Reputation: 23
I'm working with a dataset that has 170 features and 26000 observations. When I fit a DecisionTreeClassifier model to this dataset without passing any restrictions, it produces a tree with all 170 features and 8173 nodes. However, when I try to restrict the tree's features using max_leaf_nodes and max_features (as shown below) and print out the features of the resulting tree, they don't respect the parameters I pass to the classifier. Why would this be happening? I haven't taken care to purge the dataset of collinear variables at this point, so I imagine that could impact my classification, but I'm still surprised that the function seems to ignore the parameters I give it (but it doesn't seem to ignore them entirely, since it doesn't produce the same tree as it did without any restrictions at all).
tuned_tree = DecisionTreeClassifier(max_leaf_nodes=1000, max_features=40)
tuned_tree.fit(X_train, y_train)
print("Number of features: {}".format(tuned_tree.tree_.n_features))
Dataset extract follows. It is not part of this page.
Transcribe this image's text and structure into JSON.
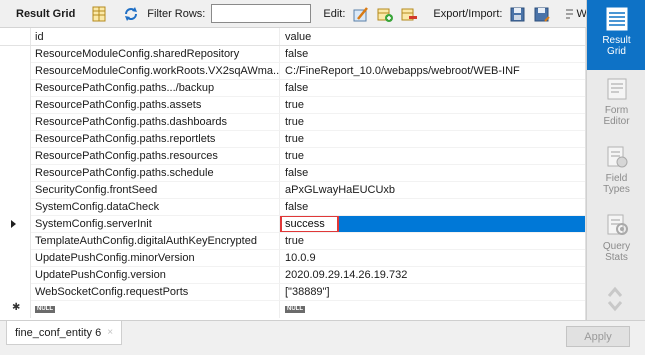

print("Number of nodes (leaves): {}".format(tuned_tree.tree_.node_count),"\n")
Output:
Number of features: 170
Number of nodes (leaves): 1999
Upvotes: 0
Views: 363
Reputation: 116
To be honest, the sklearn documentation can be confusing at times, still I will refer you to it and point out some details. From the docs:
max_features: The number of features to consider when looking for the best split
Now, you might assume that max features would be the number of features used in the tree, however, this is not the case. This is the number of features to consider at each split. See also th thread How max_features parameter works in DecisionTreeClassifier?
max_leaf_nodes: Grow a tree with max_leaf_nodes in best-first fashion. Best nodes are defined as relative reduction in impurity.
Here I think its more a question of terminology. Not all nodes are leafs, but all leafs are nodes (the end nodes in a tree to be specific; also called leaf nodes). To get the leaf nodes you can use:
tuned_tree.tree_.n_leaves
Upvotes: 1